Trickster as Figure and Force: Ambivalence in Busch’s and Hoffmann’s picture-books

Katrien Vloeberghs (Antwerp) p.57-65

2002 Issue 2

Abstract

It is generally acknowledged that German nineteenth century children’s literature represents an intact and harmonious world in which conflict situations, particularly those involving parental authority, are avoided. Within the parental rule of law, the disobedient child embodies a potential disturbance. In an attempt to control this danger, enlightened pedagogics and the corresponding children’s literature insistently affirm the norms concerning proper behaviour and attitude toward authority.

This model however does not seem entirely adequate where the picture-books by Heinrich Hoffmann and Wilhelm Busch are concerned. Their greater complexity may explain why they were not only internationally successful during their author’s lifetime but are still widely read today.

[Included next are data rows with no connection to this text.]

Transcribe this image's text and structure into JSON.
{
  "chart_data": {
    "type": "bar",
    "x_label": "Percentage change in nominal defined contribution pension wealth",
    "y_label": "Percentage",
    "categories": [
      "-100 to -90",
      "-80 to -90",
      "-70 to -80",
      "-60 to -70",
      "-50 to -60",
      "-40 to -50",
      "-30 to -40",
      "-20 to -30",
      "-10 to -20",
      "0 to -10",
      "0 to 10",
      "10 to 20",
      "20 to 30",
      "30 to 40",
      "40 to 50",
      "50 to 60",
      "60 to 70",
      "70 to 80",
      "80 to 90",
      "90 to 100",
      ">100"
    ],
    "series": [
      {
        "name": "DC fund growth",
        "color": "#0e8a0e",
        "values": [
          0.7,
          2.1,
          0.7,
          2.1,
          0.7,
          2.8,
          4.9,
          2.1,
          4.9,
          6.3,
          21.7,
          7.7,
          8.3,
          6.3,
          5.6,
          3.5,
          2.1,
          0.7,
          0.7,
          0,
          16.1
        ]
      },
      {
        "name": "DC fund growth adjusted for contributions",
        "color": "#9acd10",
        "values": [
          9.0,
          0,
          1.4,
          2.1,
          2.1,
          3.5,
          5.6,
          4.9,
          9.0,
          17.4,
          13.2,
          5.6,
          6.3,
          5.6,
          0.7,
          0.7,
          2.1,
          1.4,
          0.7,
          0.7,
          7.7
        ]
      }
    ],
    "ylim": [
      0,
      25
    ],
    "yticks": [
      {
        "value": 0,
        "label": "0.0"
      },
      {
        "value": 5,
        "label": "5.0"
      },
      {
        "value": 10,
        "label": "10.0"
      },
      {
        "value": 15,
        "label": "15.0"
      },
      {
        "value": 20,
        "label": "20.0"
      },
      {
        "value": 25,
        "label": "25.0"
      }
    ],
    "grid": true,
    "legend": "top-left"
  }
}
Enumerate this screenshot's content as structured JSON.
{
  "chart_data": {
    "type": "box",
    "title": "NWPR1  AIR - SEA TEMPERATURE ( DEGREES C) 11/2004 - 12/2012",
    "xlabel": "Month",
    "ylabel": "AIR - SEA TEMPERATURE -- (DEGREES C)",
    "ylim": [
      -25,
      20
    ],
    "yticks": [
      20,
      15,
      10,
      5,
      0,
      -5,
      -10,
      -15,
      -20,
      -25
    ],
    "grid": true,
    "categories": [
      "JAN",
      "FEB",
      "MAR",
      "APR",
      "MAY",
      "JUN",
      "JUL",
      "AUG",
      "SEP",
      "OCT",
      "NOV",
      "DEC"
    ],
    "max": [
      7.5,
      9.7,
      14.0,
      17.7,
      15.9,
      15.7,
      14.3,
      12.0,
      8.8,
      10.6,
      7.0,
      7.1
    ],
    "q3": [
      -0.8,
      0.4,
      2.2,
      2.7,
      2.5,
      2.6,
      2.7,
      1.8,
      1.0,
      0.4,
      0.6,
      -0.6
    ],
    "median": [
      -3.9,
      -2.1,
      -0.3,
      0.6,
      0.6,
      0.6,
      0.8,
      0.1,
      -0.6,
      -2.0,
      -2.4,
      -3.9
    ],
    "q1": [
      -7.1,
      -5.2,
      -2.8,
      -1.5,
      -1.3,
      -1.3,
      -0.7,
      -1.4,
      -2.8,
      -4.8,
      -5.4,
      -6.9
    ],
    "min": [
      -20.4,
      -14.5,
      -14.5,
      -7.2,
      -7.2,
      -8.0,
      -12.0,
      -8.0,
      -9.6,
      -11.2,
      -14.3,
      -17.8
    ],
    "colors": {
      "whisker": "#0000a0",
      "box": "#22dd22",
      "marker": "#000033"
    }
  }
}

The obvious content of Busch’s famous stories Max und Moritz, Fipps der Affe and Eispeter and Hoffmann’s Struwwelpeter provides author and reader with a moral agreement and thereby assures the educator of their pedagogic legitimacy: Hoffmann’s and Busch’s tales can then be read as traditional and typical examples of ‘intimidation-stories’: Disobedient children experience a cruel but justified punishment. Playing with matches leads to death by fire, refusing to eat your soup to fatal starvation and sucking your thumb to eventually losing it. After having punished the rebels, order is restored. The lesson seems straightforward enough, but a closer analysis shows that this pattern functions primarily as a protective layer hiding a different story. Subliminally, Busch’s and Hoffmann’s tales hide a disorienting and even subversive attitude.

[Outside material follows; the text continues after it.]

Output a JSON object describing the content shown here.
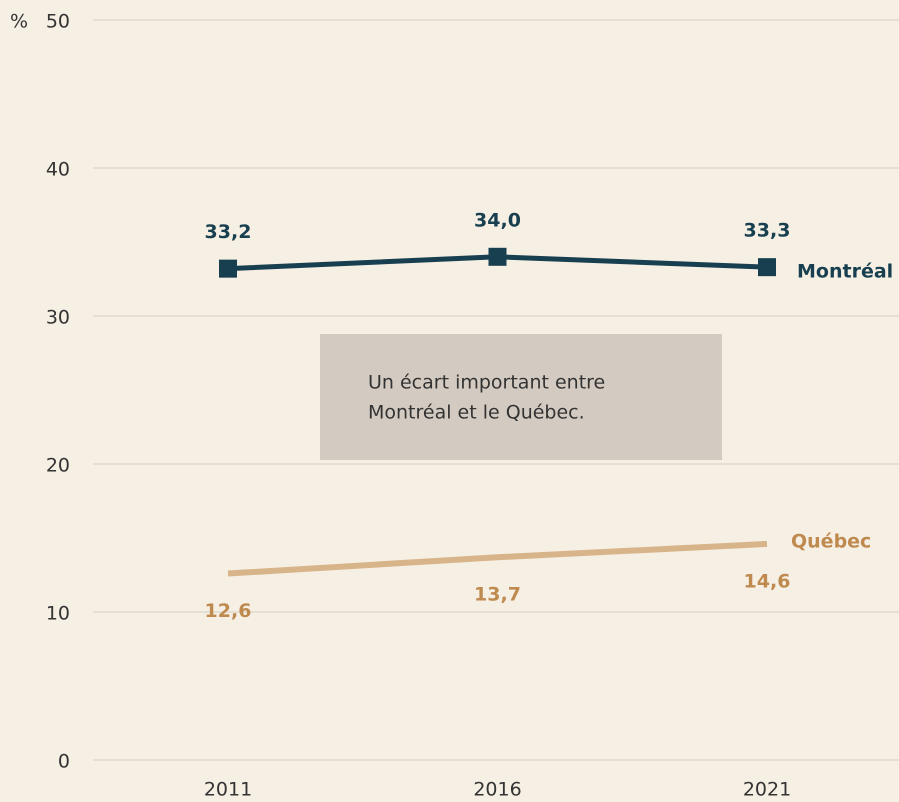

Of the many levels on which such an alternative meaning can be detected, two are discussed in my analysis: the first concerns the action and the characterization of the protagonists, the second the reliability of the narrating instance. On one level, the protagonists continuously demonstrate their untiring flexibility, anarchic vitality and an archaic, triumphant resistance against instrumentalization and domestication. The motivations of their actions prove to be essentially free of egotistic interest and are clearly invested with the sympathy of the authors for joyful ‘Übermut’, an excess of untamed energy. On a second level, the stern and moralizing narrator is robbed of his authority. His language and his reasoning are riddled with false conclusions, logical contradictions and references to conflicting paradigms.